The length of a rectangle is 1 yard more than twice the width, and the area of the rectangle is 45 Yard^2. What is the Length=What is the Width=

Answer 1

Step-by-step explanation

Let's make a drawing of the problem:

We have a rectangle and some relations between its length and its width, and we want to find the value of each of them.

Firstly, let's express the relations between the length and the width as equations. To do that, we need to define

L:= Length,

W:= Width.

Then, we get the system

`\begin{cases}L=1+2W, \\ L\cdot W=45.\end{cases}`

The first equation says that the length (L) is one yard more than twice (to multiply by two) the width (W). And the second one says that the area of the rectangle, which can be calculated by multiplying the length and the width, is 45 yd^2.

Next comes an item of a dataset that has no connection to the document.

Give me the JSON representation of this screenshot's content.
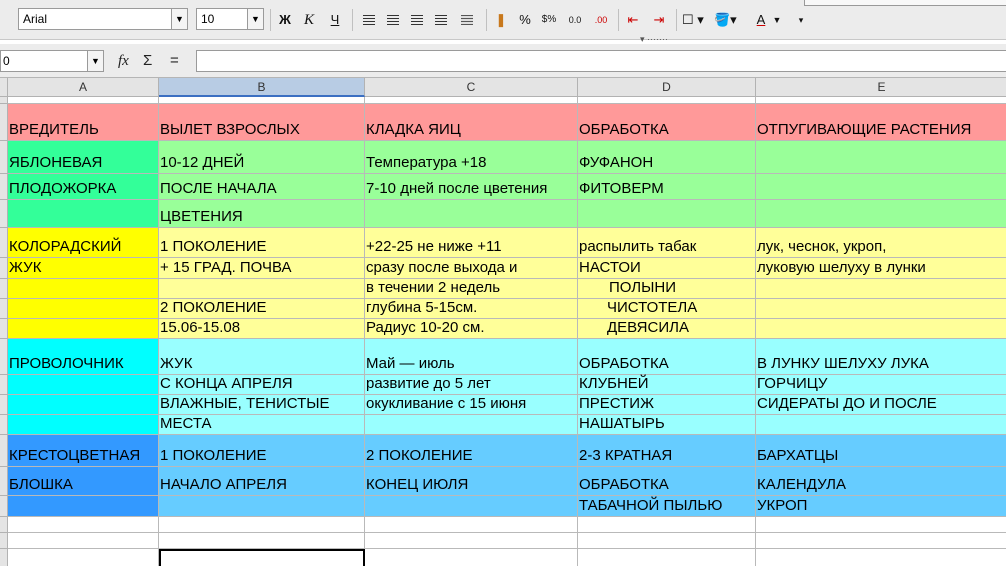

Now, our task is to solve the system above. Replacing the "value" of L given by the first equation, in terms of W, into the second equation, we get

`\begin{gathered} (1+2W)W=45, \\ W+2W^2=45, \\ 2W^2+W-45=0. \end{gathered}`

The last equality is a polynomial equation of degree 2. Let's recall the general solution of such an equation: If we have a polynomial equation of the form

`ax^2+bx+c=0,`

its solution(s) is(are) given by

`x=\frac{-b\pm\sqrt[]{b^2-4ac}}{2a}\text{.}`

Applying this to our polynomial equation, we get

`\begin{cases}a=2 \\ b=1 \\ c=-45\end{cases}\Rightarrow x=\frac{-1\pm\sqrt[]{1^2-4(2)(-45)}}{2(2)}=\frac{-1\pm\sqrt[]{361}}{4}=(-1\pm19)/(4)\text{.}`

Then, we have two solutions

`\begin{gathered} x_1=(-1+19)/(4)=(18)/(4)=(9)/(2), \\ x_2=(-1-19)/(4)=(-20)/(4)=-5. \end{gathered}`

However, note that the second solution is negative, and negative lengths exist (make no sense). Then, the width of our rectangle is 9/2.

Having found the value of W, we can easily find the value of L by the first equation:

`L=1+2((9)/(2))=1+9=10.`Answer

The width of the rectangle is 9/2 yd.

The length of the rectangle is 10 yd.